The ban was contained in a party circular carried by state media that also said party members were forbidden from using funerals to collect condolence money from attendees. Such gifts are intended to defray costs, but often serve instead as bribes in exchange for favors.
With concerns mounting that official funerals had become a “platform to show off wealth and connections,” party members and officials have been instructed to “set an example with simple, civilised” ceremonies, the state Xinhua news agency reported.
Rising displays of opulence and a trend for the number of mourners in attendance to be seen as a sign of the deceased’s “achievements” were sparking competition among the living, prompting Communist Party leaders to call for more modest ceremonies, it said.
“No funeral parlors should be set up in resident communities, streets and public venues,” the memo said. “Superstitious practices should be avoided.”
The document also suggested that officials donate their organs after death, choose “cremation or other environmentally friendly form of disposal,” and ensure gravestones do not exceed “set standards.”
Land in cemeteries in Beijing and Shanghai can hit tens of thousands of US dollars per half-meter plot, exceeding even the cost of housing in the cities, Xinhua said.
Honoring the dead can be an extravagant affair in many parts of China, with ceremonies sometimes featuring professional mourners, uniformed marching bands and motorcades of limousines.
The rituals are also increasingly a way to demonstrate rising social status, but extravagant ceremonies have been criticized for highlighting China’s burgeoning income gap.
“Government officials take advantage of expensive funerals to take bribes, while those who offered money in bribes naturally seek returns,” said Hu Xingdou (胡星斗), a political economist at the Beijing Institute of Technology.
“The public certainly feels angry about officials’ luxurious funerals.

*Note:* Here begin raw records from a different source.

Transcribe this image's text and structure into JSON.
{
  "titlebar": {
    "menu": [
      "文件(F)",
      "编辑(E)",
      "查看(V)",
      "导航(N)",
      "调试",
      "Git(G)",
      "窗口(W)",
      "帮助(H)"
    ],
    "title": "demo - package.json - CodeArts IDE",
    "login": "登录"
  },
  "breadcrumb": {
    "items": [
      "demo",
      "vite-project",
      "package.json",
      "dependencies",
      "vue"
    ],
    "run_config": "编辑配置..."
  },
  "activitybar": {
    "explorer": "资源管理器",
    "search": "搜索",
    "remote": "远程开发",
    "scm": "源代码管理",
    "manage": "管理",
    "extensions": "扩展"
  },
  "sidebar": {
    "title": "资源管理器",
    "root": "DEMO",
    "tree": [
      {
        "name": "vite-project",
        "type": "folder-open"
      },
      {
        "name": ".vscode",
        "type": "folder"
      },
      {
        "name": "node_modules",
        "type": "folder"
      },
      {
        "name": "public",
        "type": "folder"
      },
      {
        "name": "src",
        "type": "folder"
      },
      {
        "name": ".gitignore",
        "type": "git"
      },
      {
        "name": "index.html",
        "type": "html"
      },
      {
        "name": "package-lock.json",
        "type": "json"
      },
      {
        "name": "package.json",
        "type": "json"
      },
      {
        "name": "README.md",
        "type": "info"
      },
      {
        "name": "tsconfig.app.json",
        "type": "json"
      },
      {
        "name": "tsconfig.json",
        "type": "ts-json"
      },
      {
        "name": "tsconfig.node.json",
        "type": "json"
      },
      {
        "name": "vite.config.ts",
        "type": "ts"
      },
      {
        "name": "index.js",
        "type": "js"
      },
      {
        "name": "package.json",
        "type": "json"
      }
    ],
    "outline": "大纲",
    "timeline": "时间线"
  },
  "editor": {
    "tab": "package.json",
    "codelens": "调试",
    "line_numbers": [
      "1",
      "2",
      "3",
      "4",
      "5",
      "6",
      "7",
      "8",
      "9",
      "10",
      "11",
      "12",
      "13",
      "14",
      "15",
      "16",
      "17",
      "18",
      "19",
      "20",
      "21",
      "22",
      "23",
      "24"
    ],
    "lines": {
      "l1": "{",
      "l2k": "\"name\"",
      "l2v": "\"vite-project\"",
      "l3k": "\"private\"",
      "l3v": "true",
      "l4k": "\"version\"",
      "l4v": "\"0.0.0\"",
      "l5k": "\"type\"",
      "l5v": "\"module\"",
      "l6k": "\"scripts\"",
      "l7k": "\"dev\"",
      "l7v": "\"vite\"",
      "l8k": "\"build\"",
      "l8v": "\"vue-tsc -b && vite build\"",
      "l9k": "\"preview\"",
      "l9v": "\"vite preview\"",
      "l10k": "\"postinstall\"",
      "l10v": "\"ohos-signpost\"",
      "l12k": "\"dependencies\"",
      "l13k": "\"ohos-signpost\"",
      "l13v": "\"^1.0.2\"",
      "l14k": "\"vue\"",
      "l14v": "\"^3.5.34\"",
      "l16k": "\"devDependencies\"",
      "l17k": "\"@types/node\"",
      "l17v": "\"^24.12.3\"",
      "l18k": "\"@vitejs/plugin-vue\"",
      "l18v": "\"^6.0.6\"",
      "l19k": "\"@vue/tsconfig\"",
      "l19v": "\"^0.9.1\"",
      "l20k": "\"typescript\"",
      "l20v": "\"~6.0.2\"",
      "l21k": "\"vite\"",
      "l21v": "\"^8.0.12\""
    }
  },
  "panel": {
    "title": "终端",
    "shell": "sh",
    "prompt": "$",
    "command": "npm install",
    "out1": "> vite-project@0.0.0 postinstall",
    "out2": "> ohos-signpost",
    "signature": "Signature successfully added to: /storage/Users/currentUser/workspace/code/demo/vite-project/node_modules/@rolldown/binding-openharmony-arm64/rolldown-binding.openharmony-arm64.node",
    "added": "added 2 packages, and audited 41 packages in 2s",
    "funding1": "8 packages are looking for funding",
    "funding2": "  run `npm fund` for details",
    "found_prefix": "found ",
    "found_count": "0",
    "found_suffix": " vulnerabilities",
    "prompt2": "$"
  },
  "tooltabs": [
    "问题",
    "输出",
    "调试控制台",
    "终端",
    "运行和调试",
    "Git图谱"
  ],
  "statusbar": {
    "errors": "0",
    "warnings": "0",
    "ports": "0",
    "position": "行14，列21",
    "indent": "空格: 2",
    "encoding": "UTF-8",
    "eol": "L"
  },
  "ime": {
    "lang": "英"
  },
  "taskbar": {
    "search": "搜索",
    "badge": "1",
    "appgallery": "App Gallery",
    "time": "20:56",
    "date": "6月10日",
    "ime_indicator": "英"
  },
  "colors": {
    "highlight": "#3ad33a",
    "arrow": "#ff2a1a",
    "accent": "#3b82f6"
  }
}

They may feel envious, and it also mirrors the gap between the rich and the poor,” he added.
The directive was the latest in an austerity campaign spearheaded by Chinese President Xi Jinping (習近平) to cut through luxury, formality and waste among party and government officials that have alienated and angered many ordinary citizens.
The party has already issued a five-year moratorium on the construction of new government buildings and banned the use of public funds for lavish banquets and expensive gifts such as moon cakes.
Fancy funerals came into the spotlight in October when state broadcaster China Central Television reported that a village cadre held a funeral for his wife that included a 3km long procession with a marching band and motorcade that stopped traffic for hours.